The Burkards hashed out the 80 percent premium deal with Cie. de Saint-Gobain SA, without telling management. The 16 percent stake, which carries a majority vote, has an historic opt-out clause so the French company doesn’t have to make an offer for all of Sika.

The deal, and a resulting legal battle, has led investors to rescreen other holdings for similar risks, according to Iain Richards, head of governance and responsible investment at Threadneedle, one of Sika’s disgruntled investors.

“This incredible situation has sent ripples through the investment community and the whole issue of control and voting distortions across Europe is firmly back on the investor agenda now,” Richards said in an interview.

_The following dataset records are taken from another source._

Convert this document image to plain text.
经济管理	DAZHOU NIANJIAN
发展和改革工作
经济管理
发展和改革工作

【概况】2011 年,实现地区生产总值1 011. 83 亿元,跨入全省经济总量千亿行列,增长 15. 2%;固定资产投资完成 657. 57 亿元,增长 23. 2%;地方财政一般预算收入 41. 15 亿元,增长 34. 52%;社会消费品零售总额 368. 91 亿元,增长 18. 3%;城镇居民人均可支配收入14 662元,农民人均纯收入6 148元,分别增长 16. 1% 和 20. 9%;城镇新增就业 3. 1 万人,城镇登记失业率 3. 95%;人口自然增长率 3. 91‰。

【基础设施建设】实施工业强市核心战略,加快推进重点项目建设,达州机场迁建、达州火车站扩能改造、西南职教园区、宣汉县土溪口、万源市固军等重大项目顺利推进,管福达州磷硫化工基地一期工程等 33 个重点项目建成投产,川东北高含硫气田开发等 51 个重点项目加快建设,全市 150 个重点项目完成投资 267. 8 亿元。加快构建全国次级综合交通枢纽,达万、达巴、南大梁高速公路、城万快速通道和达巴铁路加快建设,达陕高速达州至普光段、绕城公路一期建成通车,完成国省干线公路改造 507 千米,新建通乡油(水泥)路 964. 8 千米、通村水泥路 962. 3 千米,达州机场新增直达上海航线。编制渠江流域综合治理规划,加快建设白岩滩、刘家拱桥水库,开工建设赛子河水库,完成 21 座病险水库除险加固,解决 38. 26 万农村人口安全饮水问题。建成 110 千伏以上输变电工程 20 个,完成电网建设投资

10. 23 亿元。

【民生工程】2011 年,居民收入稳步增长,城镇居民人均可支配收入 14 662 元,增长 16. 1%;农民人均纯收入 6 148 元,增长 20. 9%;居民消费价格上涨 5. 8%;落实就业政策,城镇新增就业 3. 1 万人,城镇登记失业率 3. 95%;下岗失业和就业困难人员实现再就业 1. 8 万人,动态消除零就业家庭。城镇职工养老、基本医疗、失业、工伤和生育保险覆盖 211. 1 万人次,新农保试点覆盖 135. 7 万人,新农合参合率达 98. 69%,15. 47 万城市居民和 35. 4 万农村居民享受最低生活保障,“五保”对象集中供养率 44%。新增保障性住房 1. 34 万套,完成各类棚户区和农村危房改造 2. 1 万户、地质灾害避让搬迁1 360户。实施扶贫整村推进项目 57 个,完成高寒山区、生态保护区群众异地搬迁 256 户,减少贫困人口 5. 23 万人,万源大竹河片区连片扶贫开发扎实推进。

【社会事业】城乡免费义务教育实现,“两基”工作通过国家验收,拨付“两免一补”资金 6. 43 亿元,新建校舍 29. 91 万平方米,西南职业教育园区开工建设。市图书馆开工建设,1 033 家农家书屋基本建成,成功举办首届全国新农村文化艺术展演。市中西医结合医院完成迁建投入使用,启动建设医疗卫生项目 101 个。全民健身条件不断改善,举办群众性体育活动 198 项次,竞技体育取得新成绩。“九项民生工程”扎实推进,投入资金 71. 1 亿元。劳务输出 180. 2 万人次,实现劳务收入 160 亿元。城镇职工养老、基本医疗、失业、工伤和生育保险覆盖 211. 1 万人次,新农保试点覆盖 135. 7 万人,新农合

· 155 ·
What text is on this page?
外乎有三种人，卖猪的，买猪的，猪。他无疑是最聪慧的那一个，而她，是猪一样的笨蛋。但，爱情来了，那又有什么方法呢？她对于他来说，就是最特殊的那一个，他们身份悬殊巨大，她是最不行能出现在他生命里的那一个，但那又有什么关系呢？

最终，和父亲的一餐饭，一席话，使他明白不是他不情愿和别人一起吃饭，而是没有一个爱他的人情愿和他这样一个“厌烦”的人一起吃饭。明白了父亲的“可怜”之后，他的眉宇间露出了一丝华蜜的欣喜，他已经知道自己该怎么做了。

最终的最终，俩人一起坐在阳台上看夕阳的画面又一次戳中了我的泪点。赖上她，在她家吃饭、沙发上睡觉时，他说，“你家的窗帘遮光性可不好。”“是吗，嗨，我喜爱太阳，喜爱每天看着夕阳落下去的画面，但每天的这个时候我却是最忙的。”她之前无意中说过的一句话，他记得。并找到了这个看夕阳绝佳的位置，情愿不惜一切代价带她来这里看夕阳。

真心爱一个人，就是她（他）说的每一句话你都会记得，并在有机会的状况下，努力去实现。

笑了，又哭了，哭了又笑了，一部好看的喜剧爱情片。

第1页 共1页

Anomalies in shareholder rights crop up throughout Europe’s corporate landscape in various forms, with 44 companies having opt-out clauses similar to Sika’s in Switzerland alone, according Ethos Foundation, which represents 180 Swiss pension funds. In some cases, the clauses were used by founders to retain influence over their business when selling shares on a stock exchange.

Poison Pills

Distortions can take the form of poison pills or the intervention of the state as a shareholder. Merck KGaA, Henkel AG and listed German soccer team Borussia Dortmund all have legal structures that offer some shareholders more say than normal. In Sweden, wireless network maker Ericsson AB and Investor AB, the Wallenberg family’s holding vehicle, are among companies that offer some shareholders voting premium.

The fallout from the Sika situation has resulted in a legal dispute between the Burkards and management, together with minority holders. Sika’s shares are down about 18 percent since Dec. 5, before the deal was announced by Saint-Gobain and the Burkards.

Threadneedle joined forces with Cascade Investment LLC, the Bill & Melinda Gates Foundation and Fidelity Worldwide Investment to block the sale, increasing the likelihood of a long legal battle. Jupiter Asset Management has also spoken out, with Sika claiming 40 percent support among minority investors for the stance taken by Chief Executive Officer Jan Jenisch and Chairman Paul Haelg in resisting the takeover.

“You can see from the market’s reaction when the deal was announced how totally unexpected this was, catching everyone off guard,” said Richards. “We are talking here about one of the jewels in the Swiss corporate crown.”